The Archive of Alternate Endings
Lindsey Drager - 2019
In 1835, The Brothers Jacob and Wilhelm Grimm revise the tale to bury a truth about Jacob even he can’t come to face. In 1986, a folklore scholar and her brother come to find the record is wrong about the figurative witch in the woods, while in 2211, twin space probes aiming to find earth's sister planet disseminate the narrative in binary code.
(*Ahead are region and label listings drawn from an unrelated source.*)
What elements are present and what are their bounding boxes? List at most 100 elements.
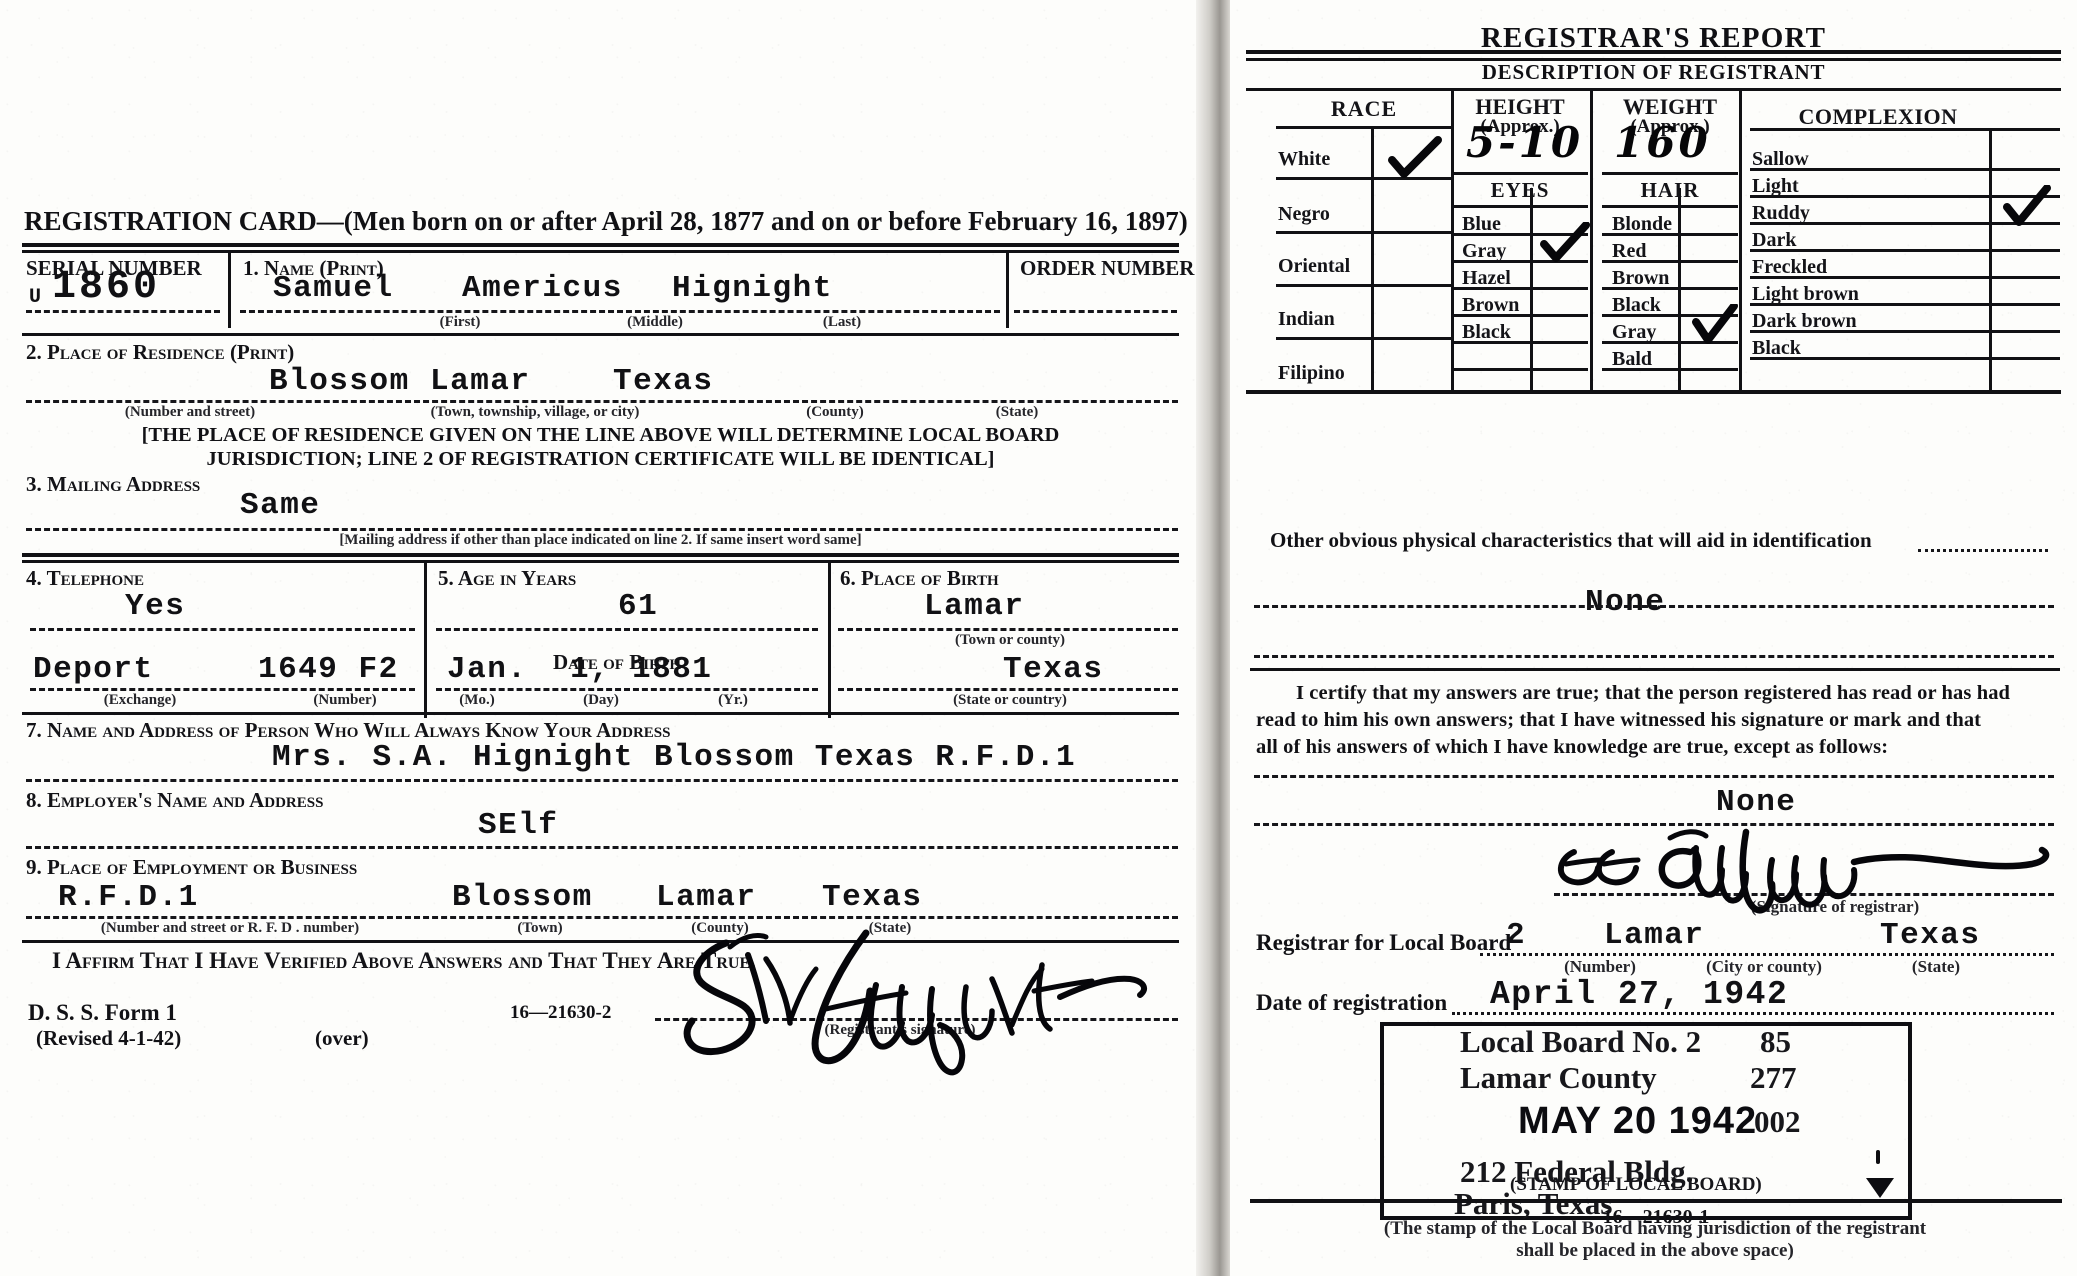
stamp-line-1: Local Board No. 2 [1460, 1024, 1702, 1059]
row-rule [1750, 168, 2060, 171]
eyes-option-gray[interactable]: Gray [1462, 240, 1507, 262]
order-underline [1014, 310, 1177, 313]
complexion-option-dark[interactable]: Dark [1752, 229, 1797, 251]
row-rule [1452, 287, 1588, 290]
employer-label: 8. Employer's Name and Address [26, 788, 324, 812]
row-rule [1602, 287, 1738, 290]
table-bottom-rule [1246, 390, 2061, 394]
telephone-exchange-value: Deport [33, 652, 154, 687]
name-sub-middle: (Middle) [627, 314, 683, 330]
mailing-underline [26, 528, 1178, 531]
serial-prefix: U [29, 286, 43, 309]
check-mark-complexion-ruddy [2003, 185, 2051, 226]
row-rule [1750, 249, 2060, 252]
column-divider [1451, 91, 1454, 391]
eyes-option-black[interactable]: Black [1462, 321, 1511, 343]
col-height-header: HEIGHT [1475, 94, 1565, 119]
divider [22, 940, 1179, 943]
race-option-indian[interactable]: Indian [1278, 308, 1335, 330]
hair-option-brown[interactable]: Brown [1612, 267, 1670, 289]
eyes-option-hazel[interactable]: Hazel [1462, 267, 1511, 289]
stamp-caption: (STAMP OF LOCAL BOARD) [1510, 1174, 1762, 1195]
residence-sub-town: (Town, township, village, or city) [430, 404, 640, 420]
race-option-white[interactable]: White [1278, 148, 1331, 170]
col-weight-header: WEIGHT [1622, 94, 1718, 119]
certify-line1: I certify that my answers are true; that… [1296, 682, 2011, 704]
height-underline [1452, 172, 1588, 175]
race-option-oriental[interactable]: Oriental [1278, 255, 1351, 277]
hair-header-underline [1602, 205, 1738, 208]
complexion-option-freckled[interactable]: Freckled [1752, 256, 1828, 278]
race-check-divider [1371, 126, 1374, 391]
date-of-registration-value: April 27, 1942 [1490, 976, 1789, 1013]
col-weight-subheader: (Approx.) [1630, 116, 1710, 137]
other-characteristics-label: Other obvious physical characteristics t… [1270, 528, 1872, 552]
other-characteristics-value: None [1585, 585, 1666, 620]
contact-person-value: Mrs. S.A. Hignight Blossom Texas R.F.D.1 [272, 740, 1077, 775]
signature-underline [655, 1018, 1178, 1021]
name-sub-first: (First) [439, 314, 481, 330]
row-rule [1750, 195, 2060, 198]
hair-option-bald[interactable]: Bald [1612, 348, 1653, 370]
row-rule [1452, 341, 1588, 344]
row-rule [1602, 341, 1738, 344]
exception-line2 [1254, 823, 2054, 826]
board-city-value: Lamar [1604, 918, 1705, 953]
divider [22, 560, 1179, 563]
divider [1250, 668, 2060, 671]
birthplace-town-value: Lamar [924, 589, 1025, 624]
row-rule [1750, 330, 2060, 333]
telephone-sub-number: (Number) [313, 692, 377, 708]
complexion-option-sallow[interactable]: Sallow [1752, 148, 1809, 170]
board-sub-number: (Number) [1564, 957, 1636, 976]
stamp-number-1: 85 [1760, 1024, 1791, 1059]
registrar-signature-sub: (Signature of registrar) [1750, 897, 1920, 916]
divider [22, 553, 1179, 557]
eyes-option-brown[interactable]: Brown [1462, 294, 1520, 316]
row-rule [1452, 233, 1588, 236]
board-sub-state: (State) [1911, 957, 1961, 976]
name-label: 1. Name (Print) [243, 256, 384, 280]
employment-county-value: Lamar [656, 880, 757, 915]
age-label: 5. Age in Years [438, 566, 577, 590]
complexion-option-ruddy[interactable]: Ruddy [1752, 202, 1810, 224]
complexion-option-light-brown[interactable]: Light brown [1752, 283, 1859, 305]
birthplace-sub-town: (Town or county) [954, 632, 1066, 648]
complexion-option-dark-brown[interactable]: Dark brown [1752, 310, 1857, 332]
residence-sub-state: (State) [995, 404, 1039, 420]
form-over: (over) [315, 1026, 369, 1050]
dob-year-value: 1881 [632, 652, 713, 687]
residence-underline [26, 400, 1178, 403]
row-rule [1452, 314, 1588, 317]
registrar-signature-underline [1554, 893, 2054, 896]
hair-option-black[interactable]: Black [1612, 294, 1661, 316]
board-number-value: 2 [1506, 918, 1527, 953]
complexion-option-black[interactable]: Black [1752, 337, 1801, 359]
board-state-value: Texas [1880, 918, 1981, 953]
other-characteristics-line1 [1254, 605, 2054, 608]
stamp-line-2: Lamar County [1460, 1060, 1657, 1095]
residence-sub-street: (Number and street) [124, 404, 256, 420]
employment-street-value: R.F.D.1 [58, 880, 199, 915]
telephone-label: 4. Telephone [26, 566, 144, 590]
race-option-negro[interactable]: Negro [1278, 203, 1330, 225]
right-page-bottom-rule [1250, 1199, 2062, 1203]
complexion-option-light[interactable]: Light [1752, 175, 1799, 197]
hair-option-gray[interactable]: Gray [1612, 321, 1657, 343]
race-option-filipino[interactable]: Filipino [1278, 362, 1345, 384]
age-underline [436, 628, 818, 631]
column-divider [228, 250, 231, 328]
telephone-sub-exchange: (Exchange) [103, 692, 177, 708]
row-rule [1750, 303, 2060, 306]
hair-option-red[interactable]: Red [1612, 240, 1647, 262]
residence-county-value: Lamar [430, 364, 531, 399]
column-divider [424, 560, 427, 718]
hair-option-blonde[interactable]: Blonde [1612, 213, 1673, 235]
certify-line3: all of his answers of which I have knowl… [1256, 736, 1889, 758]
stamp-rubber-date: MAY 20 1942 [1518, 1100, 1758, 1142]
divider [22, 250, 1179, 253]
divider [1246, 50, 2061, 54]
report-title: REGISTRAR'S REPORT [1480, 22, 1827, 54]
eyes-option-blue[interactable]: Blue [1462, 213, 1501, 235]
Breadcrumbing back in time from 2365 to 1378, siblings reimagine, reinvent, and recycle the narrative of Hansel and Gretel to articulate personal, regional, and ultimately cosmic experiences of tragedy.Through a relay of speculative pieces that oscillate between eco-fiction and psychological horror, The Archive of Alternate Endings explores sibling love in the face of trauma over the course of a millennium, in the vein of Richard McGuire's Here and Lars von Trier's Melancholia.
In My Mother's House
Margaret McMullan - 2003
The story of Elizabeth and her mother Jenny is remarkable for its fullness of details: the pieces of family silver the grandmother mails to Jenny, piece by piece, over the years; Jenny's vivid memories of her uncle's viola d'amore lessons; the smell of the wood floors in the family's Vienna home. It's an emotional story of what is inherited from one generation to the next.